A criminal contempt, is conduct directed against the authority and dignity of a court or of a judge, as
in unlawfully assailing or discrediting the authority or dignity of the court or judge, or in doing a duly
forbidden act.

b. YES. Under Section 27 of Rule 138 of the Revised Rules of Court which provides:
Sec. 27. Attorneys removed or suspended by Supreme Court on what grounds.—A member of the bar
may be removed or suspended from his office as attorney by the Supreme Court for any deceit,
malpractice, or other gross misconduct in such office, grossly immoral conduct, or by reason of his
conviction of a crime involving moral turpitude, or for any violation of the oath which he is required
to take before admission to practice, or for a willful disobedience of any lawful order of a superior
court, or for corrupt or willfully appearing as an attorney for a party to a case without authority so to
do. The practice of soliciting cases at law for the purpose of gain, either personally or through paid
agents or brokers, constitutes malpractice.
The Court may suspend or disbar a lawyer for any conduct on his part showing his unfitness for the
confidence and trust which characterize the attorney and client relations, and the practice of law
before the courts, or showing such a lack of personal honesty or of good moral character as to render
him unworthy of public confidence.
In the case, the expeditious manner by which Arbiter Valenzuela granted Atty. Pineda's motion for
such authority to sell the property make the entire transaction dubious and irregular.

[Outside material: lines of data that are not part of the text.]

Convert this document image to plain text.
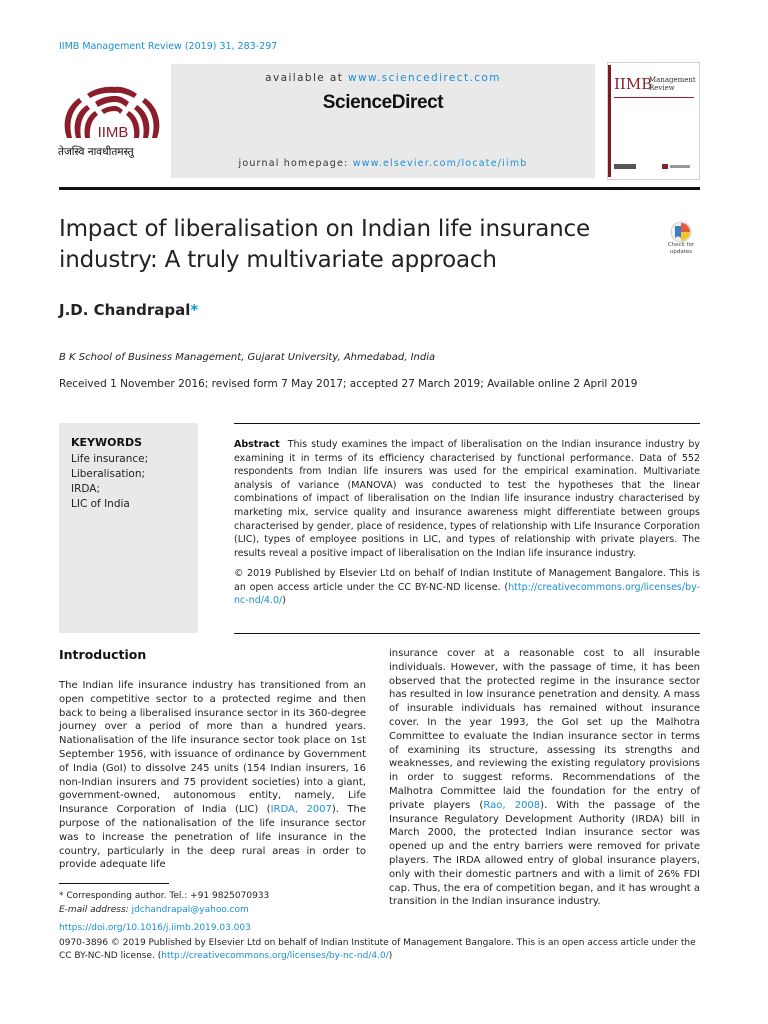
IIMB Management Review (2019) 31, 283-297
IIMB
तेजस्वि नावधीतमस्तु
available at www.sciencedirect.com
ScienceDirect
journal homepage: www.elsevier.com/locate/iimb
IIMB
Management
Review
Impact of liberalisation on Indian life insurance
industry: A truly multivariate approach
Check for
updates
J.D. Chandrapal*
B K School of Business Management, Gujarat University, Ahmedabad, India
Received 1 November 2016; revised form 7 May 2017; accepted 27 March 2019; Available online 2 April 2019
KEYWORDS
Life insurance;
Liberalisation;
IRDA;
LIC of India
Abstract This study examines the impact of liberalisation on the Indian insurance industry by examining it in terms of its efficiency characterised by functional performance. Data of 552 respondents from Indian life insurers was used for the empirical examination. Multivariate analysis of variance (MANOVA) was conducted to test the hypotheses that the linear combinations of impact of liberalisation on the Indian life insurance industry characterised by marketing mix, service quality and insurance awareness might differentiate between groups characterised by gender, place of residence, types of relationship with Life Insurance Corporation (LIC), types of employee positions in LIC, and types of relationship with private players. The results reveal a positive impact of liberalisation on the Indian life insurance industry.
© 2019 Published by Elsevier Ltd on behalf of Indian Institute of Management Bangalore. This is an open access article under the CC BY-NC-ND license. (http://creativecommons.org/licenses/by-nc-nd/4.0/)
Introduction
The Indian life insurance industry has transitioned from an open competitive sector to a protected regime and then back to being a liberalised insurance sector in its 360-degree journey over a period of more than a hundred years. Nationalisation of the life insurance sector took place on 1st September 1956, with issuance of ordinance by Government of India (GoI) to dissolve 245 units (154 Indian insurers, 16 non-Indian insurers and 75 provident societies) into a giant, government-owned, autonomous entity, namely, Life Insurance Corporation of India (LIC) (IRDA, 2007). The purpose of the nationalisation of the life insurance sector was to increase the penetration of life insurance in the country, particularly in the deep rural areas in order to provide adequate life
insurance cover at a reasonable cost to all insurable individuals. However, with the passage of time, it has been observed that the protected regime in the insurance sector has resulted in low insurance penetration and density. A mass of insurable individuals has remained without insurance cover. In the year 1993, the GoI set up the Malhotra Committee to evaluate the Indian insurance sector in terms of examining its structure, assessing its strengths and weaknesses, and reviewing the existing regulatory provisions in order to suggest reforms. Recommendations of the Malhotra Committee laid the foundation for the entry of private players (Rao, 2008). With the passage of the Insurance Regulatory Development Authority (IRDA) bill in March 2000, the protected Indian insurance sector was opened up and the entry barriers were removed for private players. The IRDA allowed entry of global insurance players, only with their domestic partners and with a limit of 26% FDI cap. Thus, the era of competition began, and it has wrought a transition in the Indian insurance industry.
* Corresponding author. Tel.: +91 9825070933
E-mail address: jdchandrapal@yahoo.com
https://doi.org/10.1016/j.iimb.2019.03.003
0970-3896 © 2019 Published by Elsevier Ltd on behalf of Indian Institute of Management Bangalore. This is an open access article under the CC BY-NC-ND license. (http://creativecommons.org/licenses/by-nc-nd/4.0/)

Significantly Atty. Pineda's act of filing a motion praying for authority to sell was by itself an admission
on his part that he did not possess the authority to sell the property. He could not and did not even
wait for valid authority but instead previously obtained the same from the labor arbiter whom he
knew was not empowered to so authorize.

The 45% attorney's lien on the award of those union members who were no longer working and the
30% lien on the benefits of those who were still working as provided for in the alleged retainer's
contract are also very exorbitant and unconscionable.

*Atty. Pineda is found guilty of indirect contempt of court for which he is sentenced to imprisonment
and directed to show cause why he should not be disbarred.